Some dealers suggested the winter markets—including Mohawk’s Edge Summit, the Shaw Flooring Network conference and Surfaces—infused the industry with a jolt of positive energy. “I came away from the Shaw and Mohawk conventions with a real sense of optimism for 2023,” said Craig Phillips, president/CEO, The Flooring Edge, Akron, Ohio. “Dealers seemed to be happy to be back at the conventions after the layoff for COVID-19. I think that drove the upbeat vibes.”
Phillips said January 2023 marked the first increase in retail written business for his stores in many months. Meanwhile, Frazier’s Carpet One Floor & Home, Knoxville, Tenn., just completed its best January ever, and Kevin Frazier, owner, is forecasting 7% growth over 2022—a record year for the business. “We are bullish, not wildly bullish, but bullish,” he said.

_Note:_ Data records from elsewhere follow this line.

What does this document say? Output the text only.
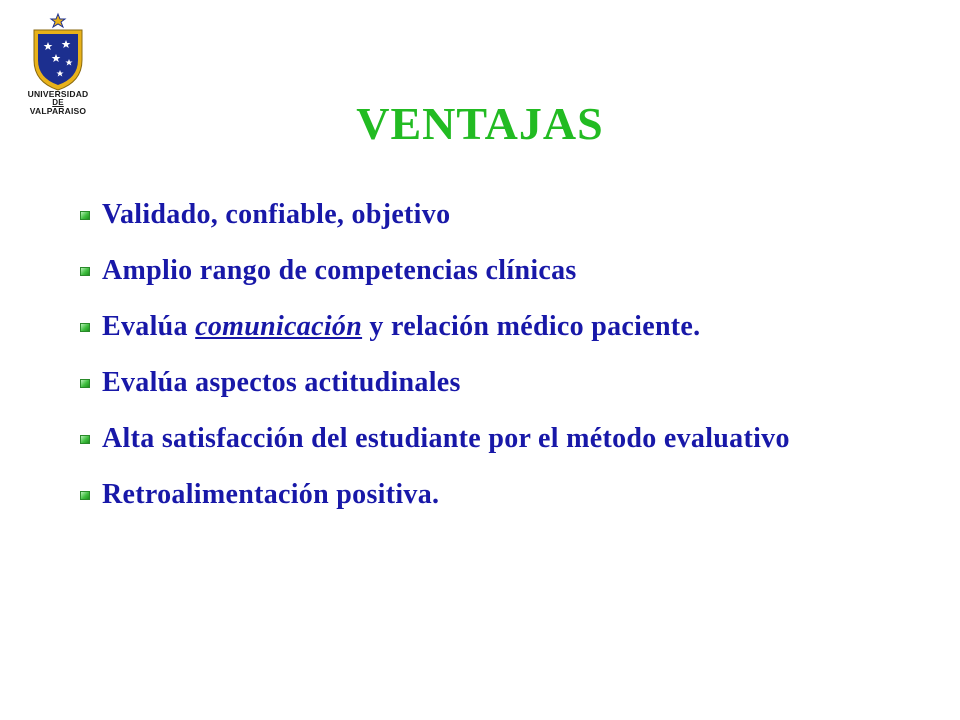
UNIVERSIDAD
DE
VALPARAISO	VENTAJAS
Validado, confiable, objetivo
Amplio rango de competencias clínicas
Evalúa comunicación y relación médico paciente.
Evalúa aspectos actitudinales
Alta satisfacción del estudiante por el método evaluativo
Retroalimentación positiva.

Businesses with a heavy presence in the builder segment are expecting activity to slow as the year progresses and borrowing costs and inflation take a toll on new home sales. As Don Cantor, president of Lake Chelan Interiors, Chelan, Wash., explained, “All the companies that are heavily invested in new construction have budgeted for a down year of 20%-30%. The companies that are diversified are shifting more focus to custom homes, remodel and commercial work. It all depends on what part of the country you are in, what the income level is in your area and what the real estate market is doing in your area. Many of the retailers that I have talked to are welcoming a little slowdown so they can reset for the next big boom and concentrate more on systems and profits instead of volume moving forward.”

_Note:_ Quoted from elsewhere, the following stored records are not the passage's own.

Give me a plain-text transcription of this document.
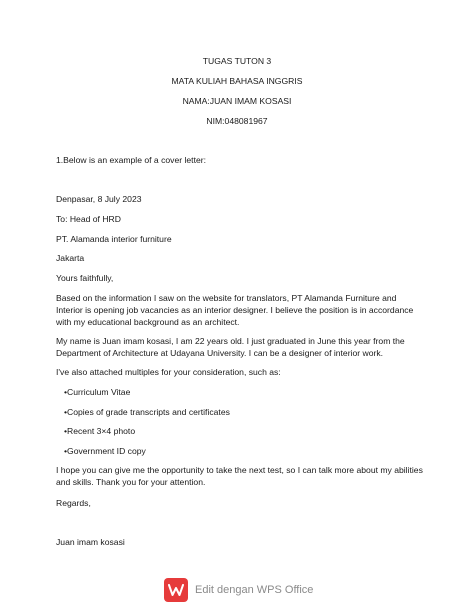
TUGAS TUTON 3
MATA KULIAH BAHASA INGGRIS
NAMA:JUAN IMAM KOSASI
NIM:048081967
1.Below is an example of a cover letter:
Denpasar, 8 July 2023
To: Head of HRD
PT. Alamanda interior furniture
Jakarta
Yours faithfully,
Based on the information I saw on the website for translators, PT Alamanda Furniture and Interior is opening job vacancies as an interior designer. I believe the position is in accordance with my educational background as an architect.
My name is Juan imam kosasi, I am 22 years old. I just graduated in June this year from the Department of Architecture at Udayana University. I can be a designer of interior work.
I've also attached multiples for your consideration, such as:
•Curriculum Vitae
•Copies of grade transcripts and certificates
•Recent 3×4 photo
•Government ID copy
I hope you can give me the opportunity to take the next test, so I can talk more about my abilities and skills. Thank you for your attention.
Regards,
Juan imam kosasi
Edit dengan WPS Office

Observers say those retailers who are well diversified in their business stand the best chance of succeeding in 2023 given the softness in certain markets. “2023 will be a good year for those willing to be innovative and work hard to capture the consumer’s dollars,” said Carlton Billingsley, owner of Floors and More, Benton, Ark. “I sense units will be down but bottom lines are healthy due to the rise of COGS (cost of goods sold) and savvy retailers’ continuation of bottom-line adjustments.”
Returning to ‘normal’
For some flooring dealers, even a down 2023 could be viewed positively when compared with the COVID-19-driven years of 2021/22, which were enhanced artificially by stimulus money. A case in point is Murray Floor & Window Coverings, Billings, Mont., which saw sales for December 2022/January 2023 fall 115%. However, Kevin Murray, owner, is not concerned. “Title companies are very slow right now and typically we don’t see a high volume of closing in our winter months,” he said. “I am optimistic about the year, and I believe we’ll see a shift toward more remodeling and residential replacement projects. If we end up 15% down for the entire year, it will still be a good year. We’ve been preparing for a market correction, so we’ll adapt accordingly.”

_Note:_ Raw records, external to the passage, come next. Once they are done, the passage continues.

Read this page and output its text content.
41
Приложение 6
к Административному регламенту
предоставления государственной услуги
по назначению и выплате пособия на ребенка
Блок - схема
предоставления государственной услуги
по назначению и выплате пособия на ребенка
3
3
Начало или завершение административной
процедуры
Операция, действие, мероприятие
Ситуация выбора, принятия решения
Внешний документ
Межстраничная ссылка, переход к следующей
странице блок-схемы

Eric Langan, president/owner of Carpetland USA (The Langan Group), Davenport, Iowa, said he sees 2023 as a year when the flooring industry returns to a sense of normalcy after “riding a hot hand” over the last few years. “I don’t think it will be a bad year,” he said. “Business will be out there in 2023, but it will have to be earned. It won’t come as easily as it has over the past few years.”
As always, success varies by market location. In Southwest Florida, for example, retailers are poised for a big year in the wake of Hurricane Ian, which devastated homes with its Category 4 storm surge last fall. “The dynamics of our business changed when Hurricane Ian came through Fort Myers,” said John Taylor, owner of Taylor Carpet One Floor & Home, Fort Myers. “Prior to Sept. 28, we were feeling a slowdown as many others in our area as well as the country. Business has been strong ever since. I suspect we will be busy for at least the next couple of years and possibly beyond.”